In today’s WSJ, McCain’s Vote Should Trouble Obama
Only a month ago, with Mr. Obama holding a dinner in Mr. McCain’s honor, it wasn’t hard to imagine the two coming together on the big challenges facing our nation. But now Mr. McCain has come out strongly against the stimulus in a spirited dissent suggesting that the whole process was a “bad beginning” for someone who promised a new spirit of bipartisanship. That ought to give White House Chief of Staff Rahm Emanuel pause, if only because it wasn’t all that long ago that Barack Obama was speaking the same way.
In a passage from his 2006 book, “The Audacity of Hope,” he sounds like a Republican complaining about the stimulus. “Genuine bipartisanship,” he wrote, “assumes an honest process of give-and-take, and that the quality of the compromise is measured by how well it serves some agreed-upon goal, whether better schools or lower deficits. This in turn assumes that the majority will be constrained — by an exacting press corps and ultimately an informed electorate — to negotiate in good faith.

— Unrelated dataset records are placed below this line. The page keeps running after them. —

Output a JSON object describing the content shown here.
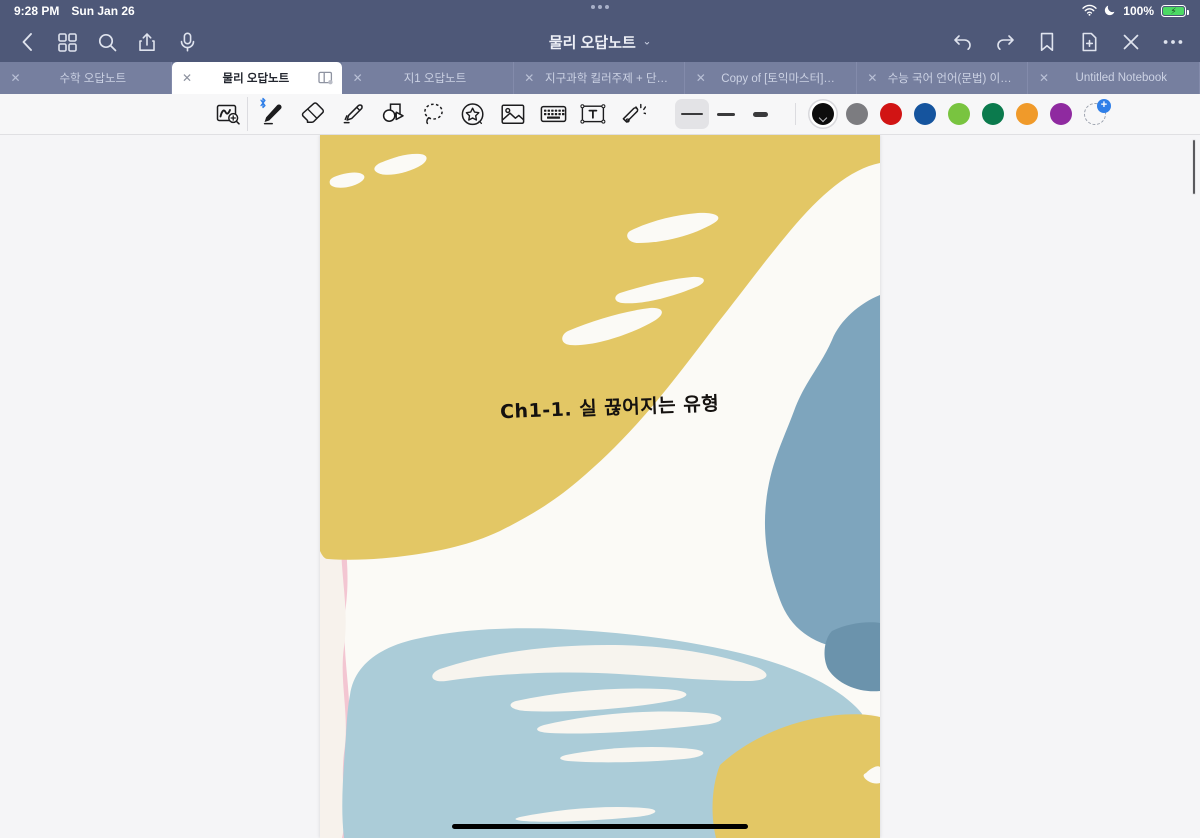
{
  "status_bar": {
    "time": "9:28 PM",
    "date": "Sun Jan 26",
    "battery_percent": "100%",
    "icons": [
      "wifi-icon",
      "moon-icon",
      "battery-charging-icon"
    ]
  },
  "nav_bar": {
    "title": "물리 오답노트",
    "title_chevron": "⌄",
    "left_icons": [
      "back-chevron-icon",
      "grid-icon",
      "search-icon",
      "share-icon",
      "microphone-icon"
    ],
    "right_icons": [
      "undo-icon",
      "redo-icon",
      "bookmark-icon",
      "add-page-icon",
      "close-icon",
      "more-icon"
    ]
  },
  "tabs": [
    {
      "label": "수학 오답노트",
      "active": false,
      "close": "✕"
    },
    {
      "label": "물리 오답노트",
      "active": true,
      "close": "✕"
    },
    {
      "label": "지1 오답노트",
      "active": false,
      "close": "✕"
    },
    {
      "label": "지구과학 킬러주제 + 단…",
      "active": false,
      "close": "✕"
    },
    {
      "label": "Copy of [토익마스터]…",
      "active": false,
      "close": "✕"
    },
    {
      "label": "수능 국어 언어(문법) 이…",
      "active": false,
      "close": "✕"
    },
    {
      "label": "Untitled Notebook",
      "active": false,
      "close": "✕"
    }
  ],
  "toolbar": {
    "tools": [
      {
        "name": "zoom-scroll-icon",
        "selected": false
      },
      {
        "name": "pen-icon",
        "selected": true,
        "badge": "bluetooth-icon"
      },
      {
        "name": "eraser-icon",
        "selected": false
      },
      {
        "name": "highlighter-icon",
        "selected": false
      },
      {
        "name": "shapes-icon",
        "selected": false
      },
      {
        "name": "lasso-icon",
        "selected": false
      },
      {
        "name": "sticker-icon",
        "selected": false
      },
      {
        "name": "image-icon",
        "selected": false
      },
      {
        "name": "keyboard-icon",
        "selected": false
      },
      {
        "name": "text-box-icon",
        "selected": false
      },
      {
        "name": "laser-pointer-icon",
        "selected": false
      }
    ],
    "widths": [
      {
        "name": "stroke-width-thin",
        "selected": true,
        "px": 2
      },
      {
        "name": "stroke-width-medium",
        "selected": false,
        "px": 3
      },
      {
        "name": "stroke-width-thick",
        "selected": false,
        "px": 5
      }
    ],
    "colors": [
      {
        "name": "color-black",
        "hex": "#0d0d0d",
        "selected": true
      },
      {
        "name": "color-gray",
        "hex": "#7c7c80",
        "selected": false
      },
      {
        "name": "color-red",
        "hex": "#d11414",
        "selected": false
      },
      {
        "name": "color-blue",
        "hex": "#15549e",
        "selected": false
      },
      {
        "name": "color-light-green",
        "hex": "#79c440",
        "selected": false
      },
      {
        "name": "color-dark-green",
        "hex": "#0b7a4d",
        "selected": false
      },
      {
        "name": "color-orange",
        "hex": "#f09a2a",
        "selected": false
      },
      {
        "name": "color-purple",
        "hex": "#8f2aa0",
        "selected": false
      }
    ],
    "add_color_label": "+"
  },
  "page": {
    "handwriting": "Ch1-1. 실 끊어지는 유형",
    "cover_colors": {
      "paper": "#fbfaf6",
      "yellow": "#e3c765",
      "steel_blue": "#7ea5bd",
      "light_blue": "#abccd8",
      "pink": "#f3c6d2",
      "cream": "#f6f3ea"
    }
  },
  "theme": {
    "chrome": "#4e5878",
    "tab_bar": "#6a7596",
    "tab_inactive": "#767f9f",
    "toolbar": "#f7f7f8",
    "canvas": "#f5f5f7",
    "accent": "#2f7fe8"
  }
}
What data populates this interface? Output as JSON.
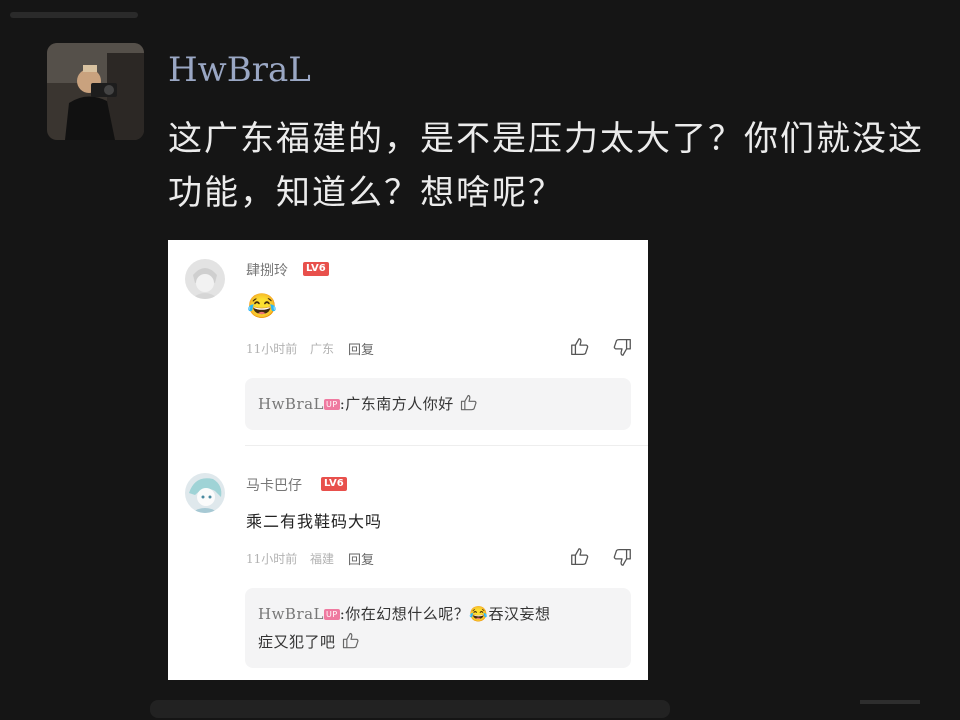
{
  "post": {
    "username": "HwBraL",
    "text": "这广东福建的，是不是压力太大了？你们就没这功能，知道么？想啥呢？"
  },
  "comments": [
    {
      "name": "肆捌玲",
      "level": "LV6",
      "text": "😂",
      "time": "11小时前",
      "location": "广东",
      "reply_label": "回复",
      "reply": {
        "author": "HwBraL",
        "badge": "UP",
        "text": ":广东南方人你好",
        "text_cont": ""
      }
    },
    {
      "name": "马卡巴仔",
      "level": "LV6",
      "text": "乘二有我鞋码大吗",
      "time": "11小时前",
      "location": "福建",
      "reply_label": "回复",
      "reply": {
        "author": "HwBraL",
        "badge": "UP",
        "text": ":你在幻想什么呢？😂吞汉妄想",
        "text_cont": "症又犯了吧"
      }
    }
  ],
  "icons": [
    "like-icon",
    "dislike-icon",
    "reply-like-icon"
  ]
}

“For the minority party in such circumstances, ‘bipartisanship’ comes to mean getting chronically steamrolled, although individual senators may enjoy certain political rewards by consistently going along with the majority and hence gaining a reputation for being ‘moderate’ or ‘centrist.'”
That’s all well and fine but now there are a number of things in play:
1. When Obama wrote those words, he and the Democrats were not in the White House. Much easier for people to preach bipartisanship when they aren’t.
2. The Democrats clearly and without compunction went out of their way to push this bill before it was read, even locking out fellow Congressmen from the discussion.
3. Then there’s the toxicity of the “stimulus” itself. The Republicans like McCain who sincerely believe this bill will not stimulate the economy – and might tank the economy – are not going to vote for it as the bill stands now. Any kind of honest bipartisan negotiation would have taken time and openness, which clearly wasn’t going to happen.
Ergo, the steamrolling.
The WSJ asks,
Now that he’s got his bill, it will be instructive to see if he will be held to that standard by an “exacting” press corps he says is essential to ensuring that a ruling party negotiates in good faith.
I don’t expect them to.
I’m wondering how soon the speculation in the media starts about bring back the Misery Index.